Logistic classifier accuracy: 0.9963126843657817
Logistic classifier recall: 0.775


The logistic regression model with default parameters performed slightly better than the model optimized via grid search. Default parameters achieved about 99.668% accuracy and a recall of 0.8, while the grid search model had about 99.631% accuracy and a recall of 0.775.

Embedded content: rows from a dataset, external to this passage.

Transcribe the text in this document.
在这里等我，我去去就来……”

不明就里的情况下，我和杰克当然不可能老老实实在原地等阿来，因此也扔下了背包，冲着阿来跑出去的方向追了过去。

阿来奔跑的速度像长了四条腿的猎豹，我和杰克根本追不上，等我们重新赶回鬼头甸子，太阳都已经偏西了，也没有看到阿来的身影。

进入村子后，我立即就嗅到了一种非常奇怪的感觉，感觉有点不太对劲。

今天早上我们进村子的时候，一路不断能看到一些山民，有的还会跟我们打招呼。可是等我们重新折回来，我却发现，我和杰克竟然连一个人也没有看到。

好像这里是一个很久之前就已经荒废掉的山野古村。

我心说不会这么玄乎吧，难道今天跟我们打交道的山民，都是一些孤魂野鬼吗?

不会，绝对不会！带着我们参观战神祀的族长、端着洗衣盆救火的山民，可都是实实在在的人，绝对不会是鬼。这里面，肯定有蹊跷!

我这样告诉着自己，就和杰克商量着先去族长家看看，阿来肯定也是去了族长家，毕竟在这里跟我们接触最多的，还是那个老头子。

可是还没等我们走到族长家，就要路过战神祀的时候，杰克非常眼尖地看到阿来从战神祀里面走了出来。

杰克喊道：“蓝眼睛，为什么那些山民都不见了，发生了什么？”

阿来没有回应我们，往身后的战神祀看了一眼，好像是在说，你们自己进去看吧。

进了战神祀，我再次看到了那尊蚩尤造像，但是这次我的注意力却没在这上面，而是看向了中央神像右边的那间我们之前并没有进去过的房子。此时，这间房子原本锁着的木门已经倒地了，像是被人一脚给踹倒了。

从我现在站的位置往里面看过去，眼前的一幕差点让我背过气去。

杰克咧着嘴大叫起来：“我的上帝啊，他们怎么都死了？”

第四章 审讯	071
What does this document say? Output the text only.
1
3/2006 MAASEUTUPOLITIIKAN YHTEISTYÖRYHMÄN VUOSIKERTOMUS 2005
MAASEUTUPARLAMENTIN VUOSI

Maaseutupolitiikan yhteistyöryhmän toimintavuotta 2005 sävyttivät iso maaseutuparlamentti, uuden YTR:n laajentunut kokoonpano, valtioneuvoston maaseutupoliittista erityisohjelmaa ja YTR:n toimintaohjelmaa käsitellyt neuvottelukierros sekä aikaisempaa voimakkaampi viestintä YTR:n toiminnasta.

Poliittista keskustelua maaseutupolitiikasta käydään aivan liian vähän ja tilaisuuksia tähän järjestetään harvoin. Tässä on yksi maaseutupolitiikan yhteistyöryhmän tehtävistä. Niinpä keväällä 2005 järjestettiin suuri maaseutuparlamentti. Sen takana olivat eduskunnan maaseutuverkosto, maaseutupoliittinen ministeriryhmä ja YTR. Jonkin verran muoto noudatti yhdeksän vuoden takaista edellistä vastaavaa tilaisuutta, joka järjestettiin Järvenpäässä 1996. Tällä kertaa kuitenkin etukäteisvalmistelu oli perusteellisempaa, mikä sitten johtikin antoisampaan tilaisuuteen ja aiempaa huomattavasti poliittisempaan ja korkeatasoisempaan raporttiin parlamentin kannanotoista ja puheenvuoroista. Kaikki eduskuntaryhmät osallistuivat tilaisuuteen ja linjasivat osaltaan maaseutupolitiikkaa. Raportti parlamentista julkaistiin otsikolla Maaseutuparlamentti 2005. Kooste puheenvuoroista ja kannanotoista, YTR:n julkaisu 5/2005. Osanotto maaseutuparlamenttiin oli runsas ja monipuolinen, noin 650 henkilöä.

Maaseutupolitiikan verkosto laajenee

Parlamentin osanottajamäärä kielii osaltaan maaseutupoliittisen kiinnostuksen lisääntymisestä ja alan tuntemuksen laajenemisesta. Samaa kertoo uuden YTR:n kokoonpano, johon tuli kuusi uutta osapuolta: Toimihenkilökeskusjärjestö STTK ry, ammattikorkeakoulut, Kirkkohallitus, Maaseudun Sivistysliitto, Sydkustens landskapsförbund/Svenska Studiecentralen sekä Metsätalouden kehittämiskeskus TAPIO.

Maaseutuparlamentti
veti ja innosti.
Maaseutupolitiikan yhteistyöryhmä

The higher recall with default parameters suggests it was better at catching fraud (true positives). Though differences are small, they indicate the default model was slightly more effective at classifying fraudulent transactions. However, depending on the cost of false negatives versus false positives, the trade-offs between recall and precision may guide final model selection.

This comparison highlights the importance of considering multiple metrics, especially in imbalanced classification tasks. While grid search helps with hyperparameter tuning, it doesn't always guarantee better performance than default settings, particularly if optimization metrics don't align perfectly with practical objectives.